Agropur dit avoir trouvé une voie de passage pour ses surplus de lait écrémé malgré les restrictions de l’accord de libre-échange avec les États-Unis et le Mexique et au risque de froisser les Américains : une recette – dont les ingrédients sont inconnus – qui change la nature du produit et lui permet d’échapper aux quotas.

C’est le président de la coopérative laitière, Roger Massicotte, qui a en partie levé le voile sur cette stratégie alors que l’industrie laitière alimente les tensions commerciales entre Ottawa et Washington. Il s’adressait aux membres de la coopérative, en décembre dernier, dans le cadre des assemblées régionales.

C’est le média spécialisé La Vie agricole qui a diffusé les extraits de l’allocution du président d’Agropur.

« C’est un mélange que les Américains nous ont montré comment faire, explique M. Massicotte. Ils mélangent d’autres choses avec, et ça ne s’appelle plus du produit laitier. On a exporté ces produits-là, mais ça ne veut pas dire qu’on ne se le fera pas reprocher par les Américains. »

Le mélange en question a été appelé « blend » par le président d’Agropur. Il n’a pas été possible de savoir quels produits étaient ajoutés pour changer la nature de la poudre de lait écrémé, un produit moins périssable que le lait frais exporté ailleurs dans le monde et utilisé dans les yogourts, le chocolat et la boulangerie.

La coopérative n’a pas voulu répondre aux questions de La Presse à propos de son mélange et n’a pas dit vers quels marchés ses surplus étaient expédiés.

Agropur affirme que ses pratiques respectent les accords commerciaux. Toutefois, après avoir écouté les propos de M. Massicotte, le spécialiste du commerce international et professeur à l’Université Laval Richard Ouellet estime que la sortie du président d’Agropur était maladroite, même s’il adressait à des membres.

« C’est extrêmement maladroit, dit-il. On ne fait pas cela parce qu’après, on va se faire dire “vous contournez l’esprit des règles”. Je veux bien croire qu’il veut rassurer ses membres, mais pas comme cela. »

Tour de vis

En vigueur depuis 2020, l’Accord Canada–États-Unis–Mexique (ACEUM) plafonne à 35 000 tonnes métriques les exportations canadiennes de lait écrémé en poudre. Au-delà de ce seuil, un droit à l’exportation s’ajoute.

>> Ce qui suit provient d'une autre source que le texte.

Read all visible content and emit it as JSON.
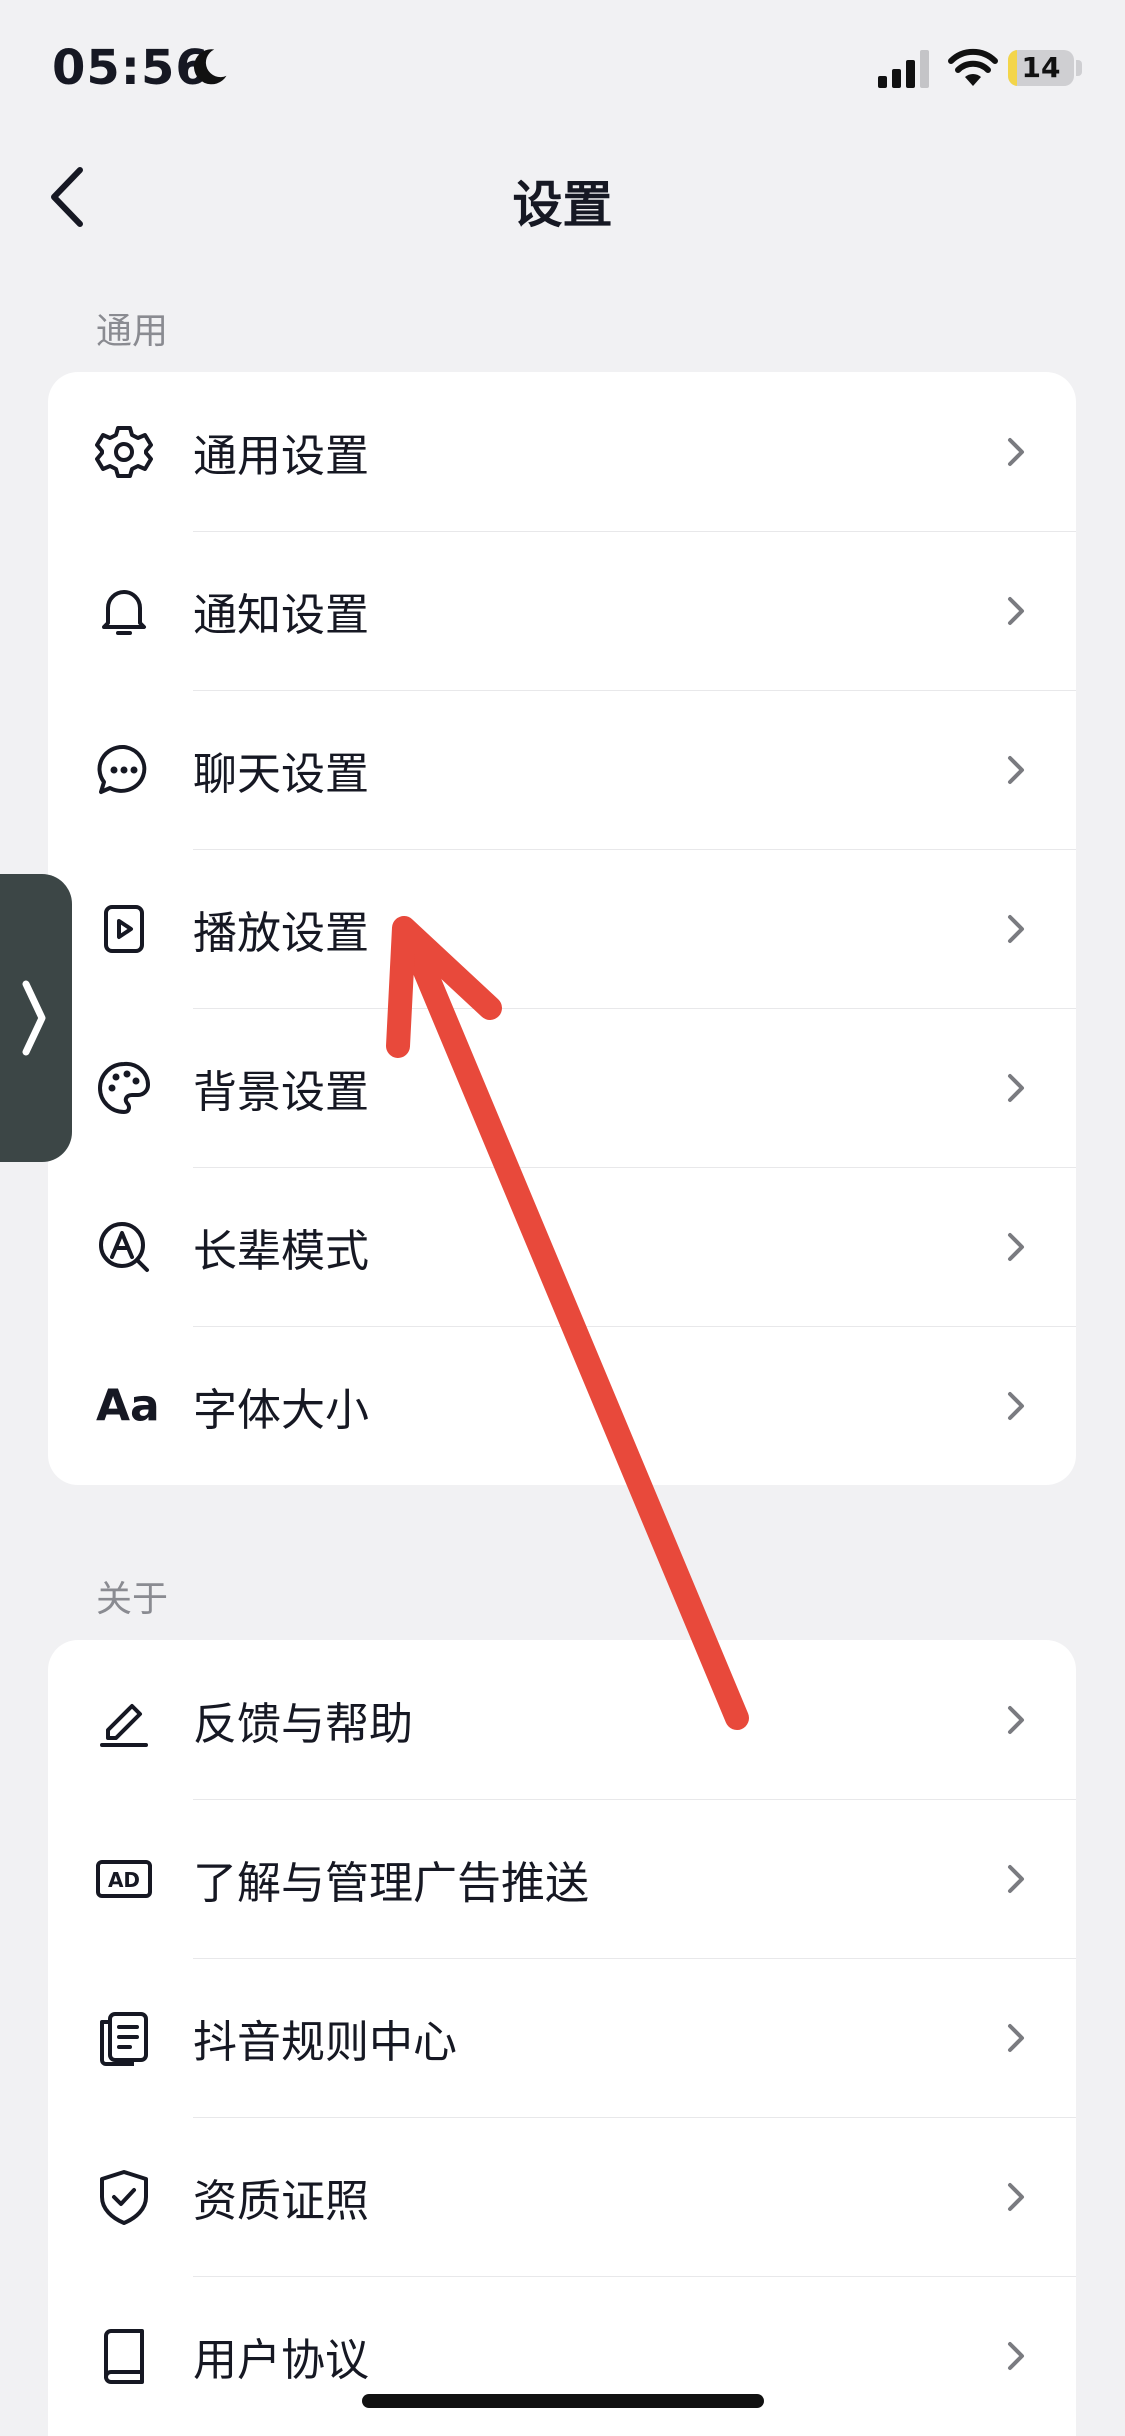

Le plafond était de 55 000 tonnes métriques au cours de la première année.

Pour M. Ouellet, il s’agissait d’une demande des Américains pour continuer à « tolérer » la gestion de l’offre, le système canadien régissant les productions de lait, d’œufs et de volaille.

« Ils acceptent notre système, mais ne veulent pas nous voir en profiter pour nous placer à l’abri de nos concurrents pour envahir les marchés étrangers », affirme l’expert.

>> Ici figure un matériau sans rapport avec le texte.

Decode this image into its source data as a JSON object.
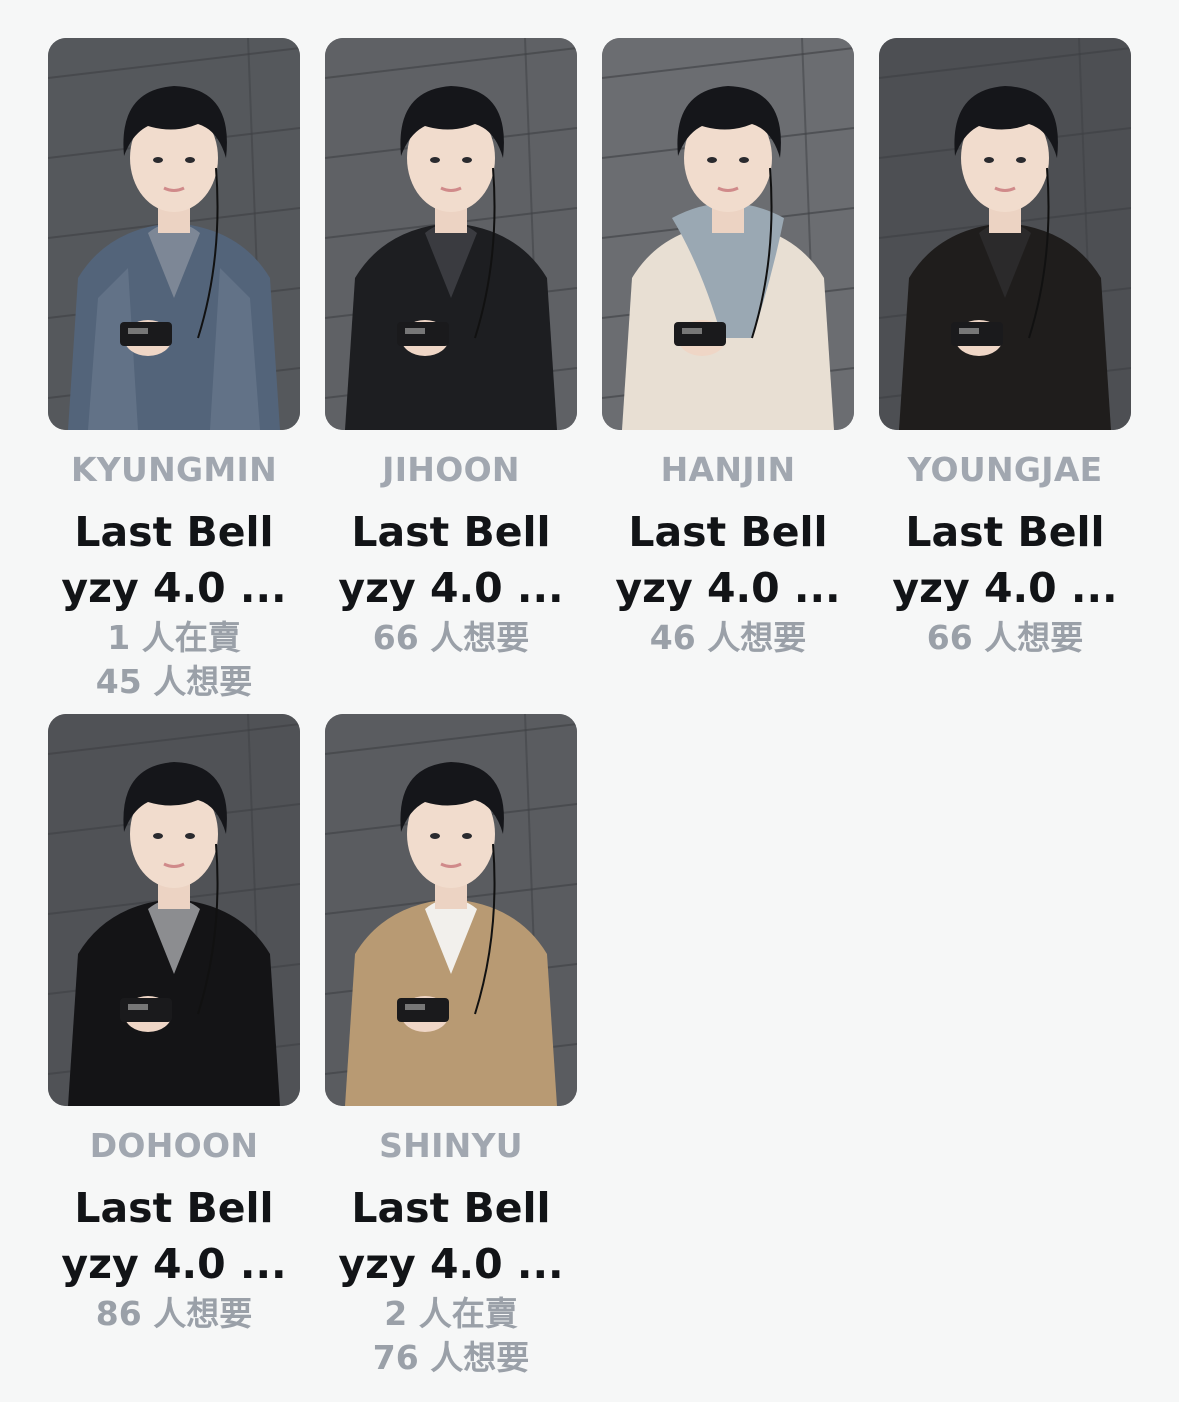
{
  "cards": [
    {
      "member": "KYUNGMIN",
      "title_line1": "Last Bell",
      "title_line2": "yzy 4.0 ...",
      "stats": [
        "1 人在賣",
        "45 人想要"
      ],
      "outfit": "denim",
      "jacket": "#53647a",
      "inner": "#7d8796",
      "bg": "#55585c"
    },
    {
      "member": "JIHOON",
      "title_line1": "Last Bell",
      "title_line2": "yzy 4.0 ...",
      "stats": [
        "66 人想要"
      ],
      "outfit": "black-jacket",
      "jacket": "#1d1e21",
      "inner": "#3a3b40",
      "bg": "#5f6165"
    },
    {
      "member": "HANJIN",
      "title_line1": "Last Bell",
      "title_line2": "yzy 4.0 ...",
      "stats": [
        "46 人想要"
      ],
      "outfit": "scarf",
      "jacket": "#e8dfd3",
      "inner": "#9aa8b3",
      "bg": "#6b6d71"
    },
    {
      "member": "YOUNGJAE",
      "title_line1": "Last Bell",
      "title_line2": "yzy 4.0 ...",
      "stats": [
        "66 人想要"
      ],
      "outfit": "black-jacket",
      "jacket": "#1f1d1c",
      "inner": "#2b2a2b",
      "bg": "#4d4f53"
    },
    {
      "member": "DOHOON",
      "title_line1": "Last Bell",
      "title_line2": "yzy 4.0 ...",
      "stats": [
        "86 人想要"
      ],
      "outfit": "leather",
      "jacket": "#141416",
      "inner": "#8c8d90",
      "bg": "#505256"
    },
    {
      "member": "SHINYU",
      "title_line1": "Last Bell",
      "title_line2": "yzy 4.0 ...",
      "stats": [
        "2 人在賣",
        "76 人想要"
      ],
      "outfit": "tan-jacket",
      "jacket": "#b89a73",
      "inner": "#f2f0ec",
      "bg": "#5a5c60"
    }
  ]
}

Auparavant, le plafond d’exportation était fixé à 80 000 tonnes. À elle seule, Agropur affirme, sur son site web, avoir exporté « plus de 35 000 tonnes » de poudre de lait écrémé « lors de la dernière année ».

PHOTO DAVID BOILY, ARCHIVES LA PRESSE

Roger Massicotte est président d’Agropur.

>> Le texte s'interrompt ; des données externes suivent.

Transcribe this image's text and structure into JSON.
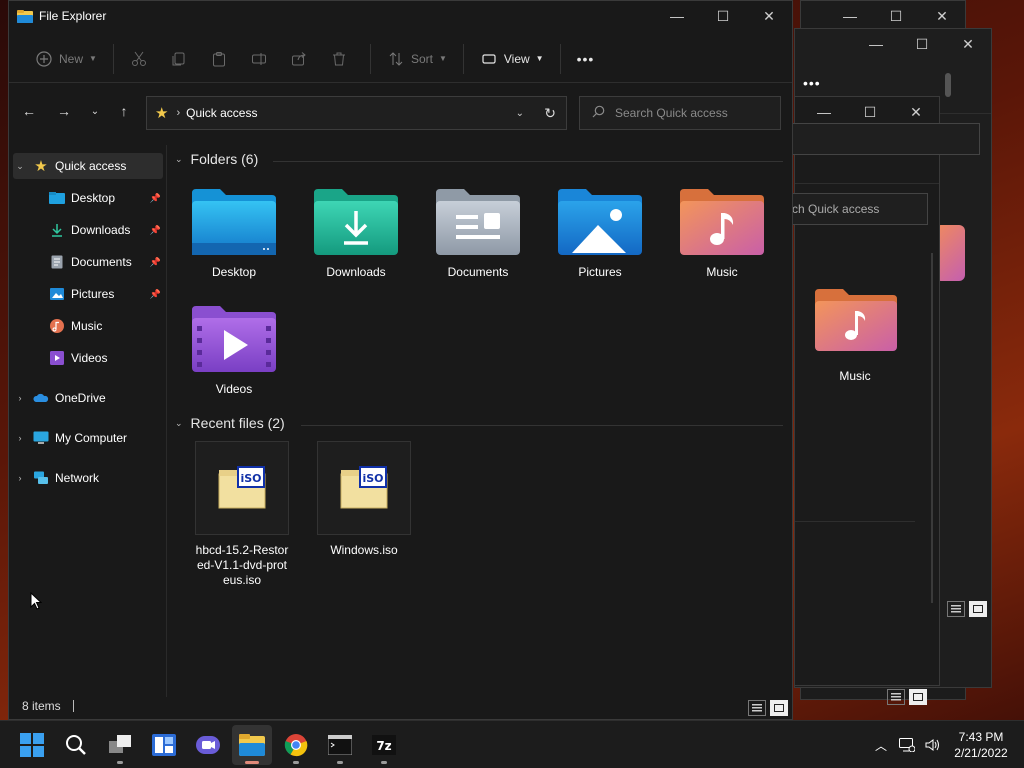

« L’environnement d’affaires dans le secteur du lait au Canada est extrêmement difficile », affirme M. Massicotte en évoquant l’accord de libre-échange.

Plusieurs questions

À l’instar de plusieurs acteurs de l’industrie, la coopérative doit donc trouver de nouvelles façons pour écouler ses surplus.

Dans une déclaration, son vice-président principal aux affaires institutionnelles et communications, Dominique Benoit, a souligné que la pratique qui consiste à changer la nature d’un produit existait « bien avant » l’ACEUM, sans offrir plus de détails.

Agropur opère en toute conformité, en tous points, avec les accords internationaux, fait-il valoir. C’est également le cas avec ses activités commerciales.

Dominique Benoit

Aux yeux de Maurice Doyon, professeur au département d’économie agroalimentaire et des sciences de la consommation de l’Université Laval, Agropur « ne contourne pas la règle » du traité de libre-échange tripartite.

« Contourner la règle, pour moi, ça veut dire que je suis hors la loi dans le sens que je ne respecte pas l’accord, explique-t-il. Si je fais un mélange, je respecte l’accord. On envoyait des 2X4 aux États-Unis et on avait des limites sur ce que l’on pouvait envoyer sans payer de tarifs. On faisait donc un trou dans le bas du 2X4 et on disait [qu’il s’agissait de] bois d’ingénierie et ça marchait. »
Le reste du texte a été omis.